On 18 February 2016, the Federal Communications Commission issued a notice of proposed rulemaking that would allow third parties access to a consumer’s cable television set top box (STP) to gather information that could be used to provide competitive viewing services. Specifically, the third party would have access to:
1. Information about what programming is available to the consumer, i.e., channel listing, video-on-demand lineups;
2. Information about what a device is allowed to do with content; and
3. The video programming itself.
The Commission’s rationale for allowing a firm like Google access to these information streams is that with this information, third parties could create services i.e., apps and hardware, to compete with a cable company’s STP.
Will this policy increase demand for content thus driving up prices, revenues, and returns on the capital it takes to create content? No, it won’t. What the Commission’s policy will do is create a shell game for content. It’s not clear whether there will be a change in demand for content and while alternatives for accessing content will increase incrementally, unless the policy entices more consumers to go online, the policy won’t do much for increasing economic activity in the content markets.

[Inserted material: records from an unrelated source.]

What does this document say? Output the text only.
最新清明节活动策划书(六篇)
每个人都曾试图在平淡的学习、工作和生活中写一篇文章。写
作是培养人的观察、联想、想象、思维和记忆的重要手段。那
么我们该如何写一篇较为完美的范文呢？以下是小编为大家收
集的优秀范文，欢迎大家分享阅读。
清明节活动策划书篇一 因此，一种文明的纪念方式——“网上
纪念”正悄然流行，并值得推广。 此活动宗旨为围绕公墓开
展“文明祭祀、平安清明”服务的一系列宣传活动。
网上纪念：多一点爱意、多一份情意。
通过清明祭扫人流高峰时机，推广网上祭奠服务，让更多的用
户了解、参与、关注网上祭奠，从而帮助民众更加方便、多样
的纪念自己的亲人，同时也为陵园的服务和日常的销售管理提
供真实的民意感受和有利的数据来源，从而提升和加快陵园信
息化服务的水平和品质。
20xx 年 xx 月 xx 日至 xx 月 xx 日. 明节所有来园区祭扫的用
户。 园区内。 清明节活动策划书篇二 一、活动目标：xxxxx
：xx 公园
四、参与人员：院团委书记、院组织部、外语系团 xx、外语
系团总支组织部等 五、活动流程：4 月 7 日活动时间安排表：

In addition to not creating additional demand in the content markets, the Commission ignores the competition that already exists for cable and the movement from STP to apps. Steve Pociask makes this observation in a recent piece for Forbes.com where he argues that:
“Absent the plan, cable competition already exists and its growing”, and that, “the market is currently moving away from STB to apps, but the plan would forever require STBs.”
The Commission’s proposed policy is indicative of an ongoing problem of failing to focus on the primary market that its policy impacts, in this case the content market. Where information is proprietary, the Commission should protect the content owners’ rights. Otherwise, the Commision should advocate policy that promotes content flows.